The improvement in the trade balance was driven by a surge in exports particularly in gold and nickel mattes against imports which trended downwards, since January this year.
The escalation of global geopolitical tensions has significantly enhanced the intrinsic value of gold, as investors pivot toward safe-haven assets, driving the metal's price to unprecedented levels, reaching a record high of US$3,500 per ounce.
Consequently, gold production for the month of April surged to 3.82 tonnes, the highest April output since December 2021 when 4.3 tonnes were produced.
Gold exports exhibited exceptional growth, reaching US$303.9 million, the second-highest record in Zimbabwe's history since US$361 million in November 2024.
The country's major export destinations in April 2025 included the United Arab Emirates (49.8% of total exports), South Africa (24.0%), and China (15.9%).
These three countries accounted for around 90% of the total export value of US$662.6 million.
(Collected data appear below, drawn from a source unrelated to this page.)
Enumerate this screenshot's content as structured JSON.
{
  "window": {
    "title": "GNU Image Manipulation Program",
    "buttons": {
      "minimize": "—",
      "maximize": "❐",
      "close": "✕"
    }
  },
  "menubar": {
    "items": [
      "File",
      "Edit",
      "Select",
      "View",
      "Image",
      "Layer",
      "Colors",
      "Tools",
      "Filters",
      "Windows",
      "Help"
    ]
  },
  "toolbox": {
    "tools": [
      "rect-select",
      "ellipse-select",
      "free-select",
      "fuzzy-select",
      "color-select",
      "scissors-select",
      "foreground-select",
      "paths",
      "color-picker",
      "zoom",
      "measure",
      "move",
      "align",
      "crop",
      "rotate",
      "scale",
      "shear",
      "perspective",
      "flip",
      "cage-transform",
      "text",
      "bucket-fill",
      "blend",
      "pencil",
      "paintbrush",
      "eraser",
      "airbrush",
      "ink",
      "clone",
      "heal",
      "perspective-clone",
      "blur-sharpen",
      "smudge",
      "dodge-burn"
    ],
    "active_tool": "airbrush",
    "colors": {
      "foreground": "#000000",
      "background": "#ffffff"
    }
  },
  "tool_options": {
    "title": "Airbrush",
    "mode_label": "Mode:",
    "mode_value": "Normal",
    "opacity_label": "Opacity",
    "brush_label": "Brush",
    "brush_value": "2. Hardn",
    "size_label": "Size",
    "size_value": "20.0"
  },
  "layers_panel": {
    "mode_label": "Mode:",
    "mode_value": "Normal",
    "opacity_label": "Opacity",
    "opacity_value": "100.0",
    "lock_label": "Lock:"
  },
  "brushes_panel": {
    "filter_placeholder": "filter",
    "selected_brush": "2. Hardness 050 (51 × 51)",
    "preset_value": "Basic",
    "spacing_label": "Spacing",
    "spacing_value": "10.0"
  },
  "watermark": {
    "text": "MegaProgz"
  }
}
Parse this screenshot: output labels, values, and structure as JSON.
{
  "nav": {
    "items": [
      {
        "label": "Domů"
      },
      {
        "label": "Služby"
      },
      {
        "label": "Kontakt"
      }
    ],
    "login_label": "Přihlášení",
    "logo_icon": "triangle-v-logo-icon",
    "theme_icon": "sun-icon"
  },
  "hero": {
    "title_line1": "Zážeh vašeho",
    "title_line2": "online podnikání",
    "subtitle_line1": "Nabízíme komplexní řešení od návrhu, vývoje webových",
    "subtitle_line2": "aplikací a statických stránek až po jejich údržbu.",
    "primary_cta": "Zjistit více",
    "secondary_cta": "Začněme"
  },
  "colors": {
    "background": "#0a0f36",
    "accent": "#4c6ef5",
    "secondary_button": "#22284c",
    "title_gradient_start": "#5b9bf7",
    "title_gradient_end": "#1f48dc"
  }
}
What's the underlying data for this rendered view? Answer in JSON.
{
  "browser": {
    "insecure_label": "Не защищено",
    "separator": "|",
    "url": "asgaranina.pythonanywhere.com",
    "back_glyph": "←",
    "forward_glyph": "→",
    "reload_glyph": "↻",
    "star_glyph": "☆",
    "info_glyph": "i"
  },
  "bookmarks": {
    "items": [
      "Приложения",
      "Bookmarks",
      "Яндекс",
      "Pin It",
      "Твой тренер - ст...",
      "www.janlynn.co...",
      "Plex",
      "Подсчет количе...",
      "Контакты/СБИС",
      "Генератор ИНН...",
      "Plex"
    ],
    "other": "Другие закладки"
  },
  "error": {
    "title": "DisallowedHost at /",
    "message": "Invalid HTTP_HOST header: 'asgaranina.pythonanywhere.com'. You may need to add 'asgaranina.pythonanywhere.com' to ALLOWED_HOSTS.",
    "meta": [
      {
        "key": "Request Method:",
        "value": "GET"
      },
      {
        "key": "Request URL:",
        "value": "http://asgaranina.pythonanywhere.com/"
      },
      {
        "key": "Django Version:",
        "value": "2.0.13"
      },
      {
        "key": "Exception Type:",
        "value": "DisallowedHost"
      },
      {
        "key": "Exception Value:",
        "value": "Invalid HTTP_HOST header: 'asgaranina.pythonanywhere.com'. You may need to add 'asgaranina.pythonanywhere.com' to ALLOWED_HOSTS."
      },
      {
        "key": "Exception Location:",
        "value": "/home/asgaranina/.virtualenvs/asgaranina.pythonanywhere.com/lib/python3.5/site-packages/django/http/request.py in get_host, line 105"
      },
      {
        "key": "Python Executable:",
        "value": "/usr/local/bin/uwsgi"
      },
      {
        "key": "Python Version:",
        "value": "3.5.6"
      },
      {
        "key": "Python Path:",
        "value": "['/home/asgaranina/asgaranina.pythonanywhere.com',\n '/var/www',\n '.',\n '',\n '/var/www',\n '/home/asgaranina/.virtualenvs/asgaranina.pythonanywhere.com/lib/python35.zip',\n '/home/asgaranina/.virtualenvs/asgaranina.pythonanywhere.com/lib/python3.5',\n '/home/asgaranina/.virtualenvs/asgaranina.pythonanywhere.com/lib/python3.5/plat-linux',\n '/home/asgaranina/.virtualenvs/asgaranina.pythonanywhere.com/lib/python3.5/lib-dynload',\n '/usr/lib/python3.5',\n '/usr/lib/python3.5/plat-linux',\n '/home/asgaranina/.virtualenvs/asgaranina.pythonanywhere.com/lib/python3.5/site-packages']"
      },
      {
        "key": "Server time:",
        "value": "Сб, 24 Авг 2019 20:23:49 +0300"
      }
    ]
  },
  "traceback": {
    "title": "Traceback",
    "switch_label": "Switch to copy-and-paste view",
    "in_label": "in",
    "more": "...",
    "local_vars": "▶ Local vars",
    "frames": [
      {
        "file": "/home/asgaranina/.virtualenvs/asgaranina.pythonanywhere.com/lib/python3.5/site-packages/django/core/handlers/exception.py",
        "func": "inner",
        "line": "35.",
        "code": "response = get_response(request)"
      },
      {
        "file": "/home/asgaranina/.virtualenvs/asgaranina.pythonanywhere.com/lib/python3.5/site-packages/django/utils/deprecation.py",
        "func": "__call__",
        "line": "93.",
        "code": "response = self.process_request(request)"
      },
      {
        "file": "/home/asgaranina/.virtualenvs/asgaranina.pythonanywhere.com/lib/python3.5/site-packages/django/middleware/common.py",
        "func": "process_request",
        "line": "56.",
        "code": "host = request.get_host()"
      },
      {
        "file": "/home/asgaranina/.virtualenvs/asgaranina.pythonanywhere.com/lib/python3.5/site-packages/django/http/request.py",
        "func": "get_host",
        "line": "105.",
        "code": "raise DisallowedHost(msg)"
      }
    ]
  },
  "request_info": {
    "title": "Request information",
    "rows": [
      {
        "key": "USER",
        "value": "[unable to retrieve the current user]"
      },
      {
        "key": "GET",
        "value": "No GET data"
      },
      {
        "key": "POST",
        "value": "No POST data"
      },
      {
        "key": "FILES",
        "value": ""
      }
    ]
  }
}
Meanwhile, imports slightly declined by 4.5% to US$781.3 million from US$818.3 million.
This was at the back of maize imports that went down from US$686.9 million to US$393.3 million, a 43% decline.
Soya bean oil decreased to 193 million from 263.1 while motor vehicles for the transport of goods were at US$183.6 million from US$222.7 million in March.
However, the composition of imports shifted toward higher spending on petroleum oils, motor vehicles, machinery, and cereal, exacerbating the deficit.
Despite the improvement in the trade balance, Zimbabwe's economy still faces structural weaknesses, including over-reliance on a narrow import base, inefficiencies in production, band external pressures.
To address these challenges, the government needs to implement urgent policy interventions.
ZimTrade, the country's trade development agency, aims to increase exports by at least 10% each year to reach US$14 billion by 2030, supporting the government's goal of achieving upper-middle-income status.
The growth in gold exports is a positive development, but the sector continues to encounter challenges in meeting government targets.
One major issue is the restriction on selling gold directly to the London Bullion Market, resulting in reduced earnings and increased costs.
Electricity deficits compel firms to rely on costly backup power solutions, inflating operational costs and impeding productivity.
To mitigate these issues, a consistent electricity supply for gold miners is essential, and the government should consider lowering taxes and streamlining regulations for the sector.
Gold remains Zimbabwe's most significant export commodity, accounting for approximately one-third of all exports and generating 60% of the country's foreign currency receipts.
Incentivising both large-scale and small-scale miners is vital for enhancing overall output. Key players in the large-scale gold production space include Kuvimba Mining, Padenga, and Freda Rebecca.
To increase gold production, the government must intensify efforts to combat gold leakages, which are costing the country billions in lost income, and consider reducing surrender requirements for gold mining firms.